When you hear the word LEADERSHIP, what comes to mind?
Many thoughts have been swirling around my head on this topic because even though we already know this, when we are truly honest about it, how many of us shy away from stepping up? There are so many reasons to fear shared leadership, especially if you are an introvert. Believe it or not, I lean more to that side. 🙂
- It’s scary to be pushed out of your comfort zone.
- It’s scary to not know the “why” behind the changes happening.
- It’s scary to admit you might not know an answer. (And to be okay with that.)
- It’s scary to put yourself out there and think you are being judged or evaluated.
- It’s scary speaking in front of peers. Need I say more?!
This year my role changed from years as a classroom teacher to a literacy intervention specialist. After the first week without a classroom of kids I could hug and laugh with, I thought, “What on earth did I just do?!” (Whew! I said it. The first step is admitting it, right!?)
Fortunately for me, that quickly changed! I consider myself the luckiest Literacy Intervention Specialist because my principal understands and encourages my passion for learning and sharing new ideas, teaching and being around kids, and taking risks to try innovative things. I have the luxury of not only providing intervention services for students, but I get to go into the classrooms to support teachers in great literacy instruction by co-teaching/modeling lessons! This is truly the BEST of both worlds!
How did I get so lucky you ask?
My principal recognizes the value of shared leadership. He seeks out strengths in all teachers and gives the gentle push to have them lead some area of our campus in some way. We have amazing teachers. Too many times classroom teachers never have a chance to get “out” to see the awesomeness of each other.
But wait, this also happens with students! Classroom teachers know the strengths of their students more than anyone else! It is our duty to guide our students to recognize their own strengths and the strengths in each other. It is our duty to teach them how to use these to benefit everyone. Along those same lines, teaching our students to know their weaknesses and when to ask for help is just as important.

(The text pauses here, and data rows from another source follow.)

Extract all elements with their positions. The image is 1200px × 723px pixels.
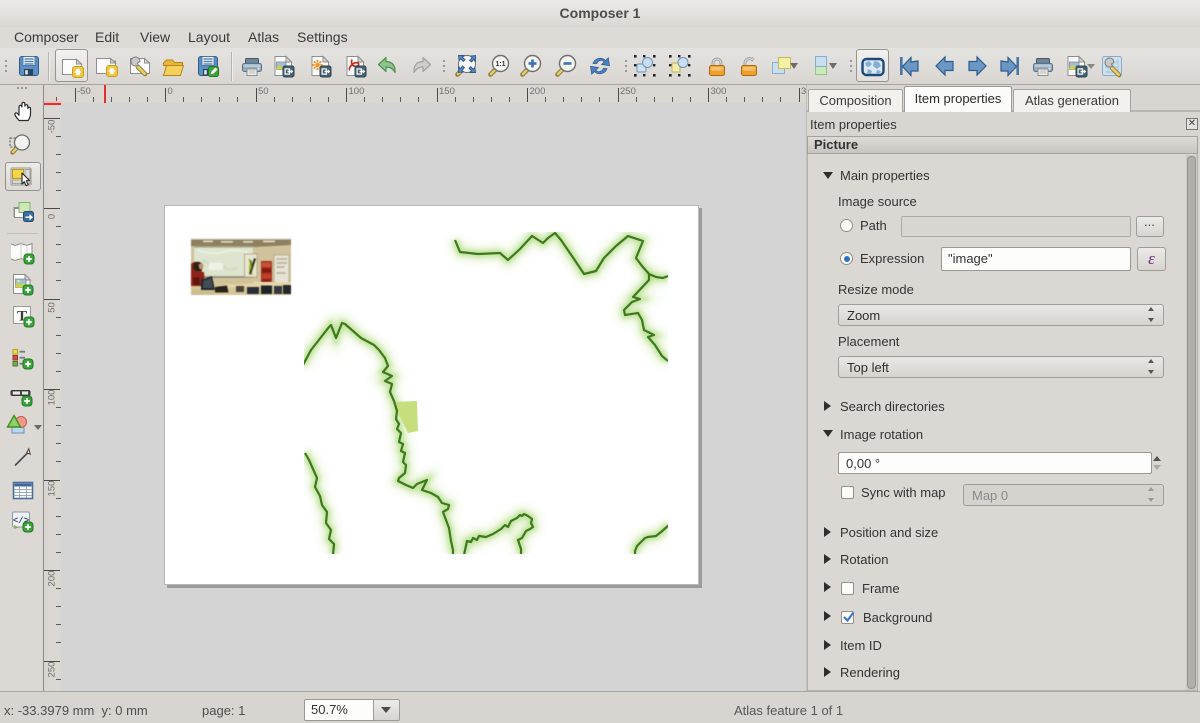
svg-text:1:1: 1:1 xyxy=(495,61,505,68)
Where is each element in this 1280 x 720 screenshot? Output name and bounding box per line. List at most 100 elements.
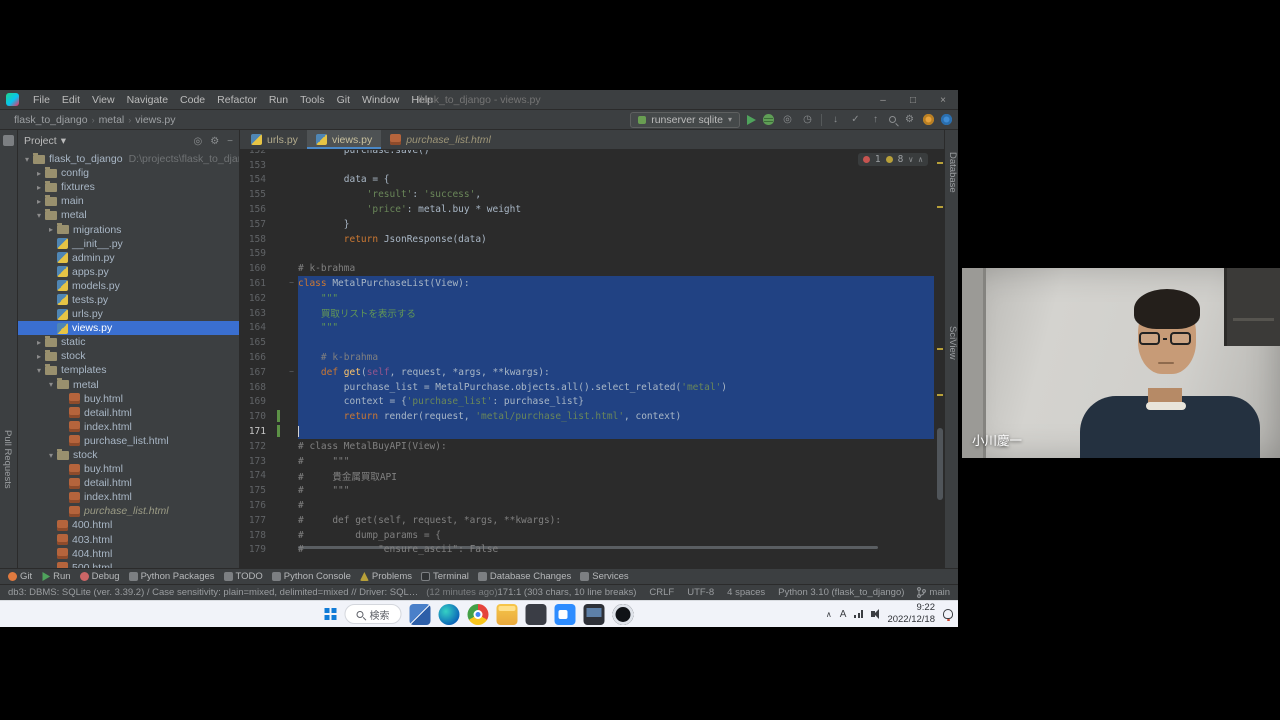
tree-item-403.html[interactable]: 403.html [18, 533, 239, 547]
notification-bell-icon[interactable] [943, 609, 953, 619]
toolwindow-todo[interactable]: TODO [224, 571, 263, 582]
code-line[interactable]: 167− def get(self, request, *args, **kwa… [240, 365, 934, 380]
sciview-tool-button[interactable]: SciView [947, 326, 958, 360]
breadcrumb-item[interactable]: views.py [131, 114, 179, 126]
toolwindow-debug[interactable]: Debug [80, 571, 120, 582]
menu-run[interactable]: Run [263, 94, 294, 106]
code-line[interactable]: 179# "ensure_ascii": False [240, 543, 934, 558]
tree-item-migrations[interactable]: ▸migrations [18, 222, 239, 236]
tree-item-views.py[interactable]: views.py [18, 321, 239, 335]
code-line[interactable]: 159 [240, 247, 934, 262]
tree-item-tests.py[interactable]: tests.py [18, 293, 239, 307]
settings-button[interactable]: ⚙ [903, 113, 916, 126]
tree-item-buy.html[interactable]: buy.html [18, 462, 239, 476]
tree-item-400.html[interactable]: 400.html [18, 518, 239, 532]
project-panel-title[interactable]: Project [24, 135, 57, 147]
editor-tab-views.py[interactable]: views.py [307, 130, 381, 149]
code-line[interactable]: 173# """ [240, 454, 934, 469]
code-line[interactable]: 152 purchase.save() [240, 150, 934, 158]
toolwindow-services[interactable]: Services [580, 571, 628, 582]
pull-requests-tool-button[interactable]: Pull Requests [2, 430, 13, 489]
code-line[interactable]: 174# 貴金属買取API [240, 469, 934, 484]
tree-item-404.html[interactable]: 404.html [18, 547, 239, 561]
edge-app-icon[interactable] [439, 604, 460, 625]
code-line[interactable]: 166 # k-brahma [240, 350, 934, 365]
next-problem-icon[interactable]: ∨ [908, 155, 913, 164]
toolwindow-database-changes[interactable]: Database Changes [478, 571, 571, 582]
toolwindow-python-console[interactable]: Python Console [272, 571, 351, 582]
start-button[interactable] [325, 608, 337, 620]
git-push-button[interactable]: ↑ [869, 113, 882, 126]
editor-tab-urls.py[interactable]: urls.py [242, 130, 307, 149]
code-line[interactable]: 157 } [240, 217, 934, 232]
code-line[interactable]: 160# k-brahma [240, 261, 934, 276]
tree-item-config[interactable]: ▸config [18, 166, 239, 180]
toolwindow-run[interactable]: Run [41, 571, 70, 582]
code-line[interactable]: 156 'price': metal.buy * weight [240, 202, 934, 217]
tree-item-fixtures[interactable]: ▸fixtures [18, 180, 239, 194]
run-button[interactable] [747, 115, 756, 125]
zoom-app-icon[interactable] [555, 604, 576, 625]
run-configuration-select[interactable]: runserver sqlite ▾ [630, 112, 740, 128]
record-plugin-icon[interactable] [923, 114, 934, 125]
taskbar-search[interactable]: 検索 [345, 604, 402, 624]
tree-item-detail.html[interactable]: detail.html [18, 476, 239, 490]
status-caret-position[interactable]: 171:1 (303 chars, 10 line breaks) [498, 587, 637, 598]
code-line[interactable]: 176# [240, 498, 934, 513]
code-line[interactable]: 161−class MetalPurchaseList(View): [240, 276, 934, 291]
menu-edit[interactable]: Edit [56, 94, 86, 106]
menu-navigate[interactable]: Navigate [121, 94, 174, 106]
database-tool-button[interactable]: Database [947, 152, 958, 193]
toolwindow-terminal[interactable]: Terminal [421, 571, 469, 582]
tree-item-detail.html[interactable]: detail.html [18, 406, 239, 420]
code-line[interactable]: 177# def get(self, request, *args, **kwa… [240, 513, 934, 528]
volume-icon[interactable] [871, 611, 875, 617]
code-line[interactable]: 170 return render(request, 'metal/purcha… [240, 409, 934, 424]
locate-file-button[interactable]: ◎ [193, 136, 202, 147]
code-line[interactable]: 178# dump_params = { [240, 528, 934, 543]
maximize-button[interactable]: □ [898, 90, 928, 110]
scrollbar-thumb[interactable] [937, 428, 943, 500]
inspections-widget[interactable]: 1 8 ∨ ∧ [858, 153, 928, 166]
search-everywhere-button[interactable] [889, 116, 896, 123]
fold-marker-icon[interactable]: − [289, 278, 294, 287]
chevron-down-icon[interactable]: ▾ [61, 135, 66, 147]
tree-item-flask_to_django[interactable]: ▾flask_to_djangoD:\projects\flask_to_dja… [18, 152, 239, 166]
tree-item-urls.py[interactable]: urls.py [18, 307, 239, 321]
status-python-3.10-(flask_to_django)[interactable]: Python 3.10 (flask_to_django) [778, 587, 904, 598]
tree-item-500.html[interactable]: 500.html [18, 561, 239, 568]
code-line[interactable]: 168 purchase_list = MetalPurchase.object… [240, 380, 934, 395]
toolwindow-python-packages[interactable]: Python Packages [129, 571, 215, 582]
explorer-app-icon[interactable] [497, 604, 518, 625]
tree-item-models.py[interactable]: models.py [18, 279, 239, 293]
ime-indicator[interactable]: A [840, 609, 847, 620]
menu-code[interactable]: Code [174, 94, 211, 106]
code-line[interactable]: 164 """ [240, 321, 934, 336]
code-line[interactable]: 171 [240, 424, 934, 439]
minimize-button[interactable]: – [868, 90, 898, 110]
tree-item-admin.py[interactable]: admin.py [18, 251, 239, 265]
vertical-scrollbar[interactable] [936, 150, 944, 568]
fold-marker-icon[interactable]: − [289, 367, 294, 376]
browser-plugin-icon[interactable] [941, 114, 952, 125]
code-line[interactable]: 153 [240, 158, 934, 173]
panel-settings-button[interactable]: ⚙ [210, 136, 219, 147]
tree-item-templates[interactable]: ▾templates [18, 363, 239, 377]
obs-app-icon[interactable] [613, 604, 634, 625]
code-line[interactable]: 165 [240, 335, 934, 350]
code-line[interactable]: 155 'result': 'success', [240, 187, 934, 202]
dark-app-icon[interactable] [526, 604, 547, 625]
code-line[interactable]: 154 data = { [240, 173, 934, 188]
wifi-icon[interactable] [854, 610, 863, 618]
status-git-branch[interactable]: main [917, 587, 950, 598]
menu-window[interactable]: Window [356, 94, 405, 106]
close-button[interactable]: × [928, 90, 958, 110]
tree-item-stock[interactable]: ▸stock [18, 349, 239, 363]
profiler-button[interactable]: ◷ [801, 113, 814, 126]
code-line[interactable]: 169 context = {'purchase_list': purchase… [240, 395, 934, 410]
tree-item-index.html[interactable]: index.html [18, 420, 239, 434]
tree-item-metal[interactable]: ▾metal [18, 378, 239, 392]
breadcrumb-item[interactable]: metal [95, 114, 129, 126]
breadcrumb-item[interactable]: flask_to_django [10, 114, 92, 126]
tree-item-stock[interactable]: ▾stock [18, 448, 239, 462]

There is nothing I love more than seeing kids step up as leaders!
My reflections on shared leadership:
- Trust, Trust, and Trust each other. Know that we are all teaching every child in our building.
- When everyone in the building steps up and leads, everyone in the building grows.
- When teachers feel they are part of the HOW and WHY decisions of their classroom they are willing to do anything!
- When students feel they have a voice and are part of the decisions in their education trust and ownership happen.
- When parents feel they have a voice in their child’s education, trust in the school increases. They are happy because their kids are happy. This empowers them to speak about the good things happening in schools.